ChronosJAV is a dedicated pipeline for anime and JAV content, built around speech models specifically trained on Japanese anime and adult content dialogue.

Inspired by the temporal-awareness approach in ChronusOmni (Chen et al., 2025).

Available Models¶

Model	Size	Strengths
anime-whisper	~4 GB	Best quality for anime/JAV dialogue. Fine-tuned Whisper large-v3.
Kotoba v2.1	~2 GB	Lighter weight with punctuation support. Good balance of speed and quality.
Kotoba v2.0	~2 GB	Lighter weight, no punctuation. Fastest of the three.

Tip

Start with anime-whisper for best results. Switch to Kotoba if you need faster processing or have limited GPU memory.

How to Use¶

GUI¶

Go to the Ensemble tab
Set Pipeline to ChronosJAV
Select a Model from the dropdown
Click Start

As Part of Ensemble¶

For maximum quality, combine ChronosJAV with another pipeline:

Pass 1: ChronosJAV with anime-whisper
Pass 2: Qwen3-ASR or Balanced
Merge Strategy: Smart Merge

Technical Details¶

ChronosJAV uses different defaults than the standard Whisper pipelines:

Setting	ChronosJAV Default	Standard Default
Decoding	Greedy (beam=1)	Beam search (beam=5)
Speech Segmenter	TEN VAD	Silero v6.2
Timestamp Mode	VAD-only	Full alignment
Cleaner	Passthrough	Standard sanitizer

These defaults are optimized for anime/JAV content.
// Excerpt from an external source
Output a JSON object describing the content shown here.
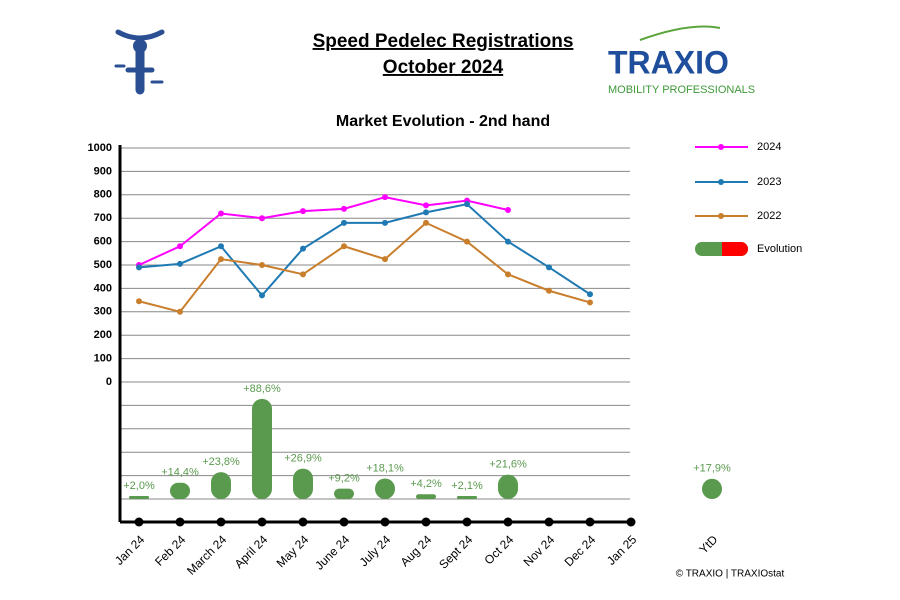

The greedy decoding with TEN VAD segmentation produces tighter subtitle timing and eliminates oversized subtitle blocks.

First Run¶

On first use, the model is downloaded from HuggingFace (~2-4 GB depending on model). This is a one-time download — subsequent runs use the cached model.

Models are cached in your HuggingFace cache directory:

Windows: C:\Users\<you>\.cache\huggingface\
macOS/Linux: ~/.cache/huggingface/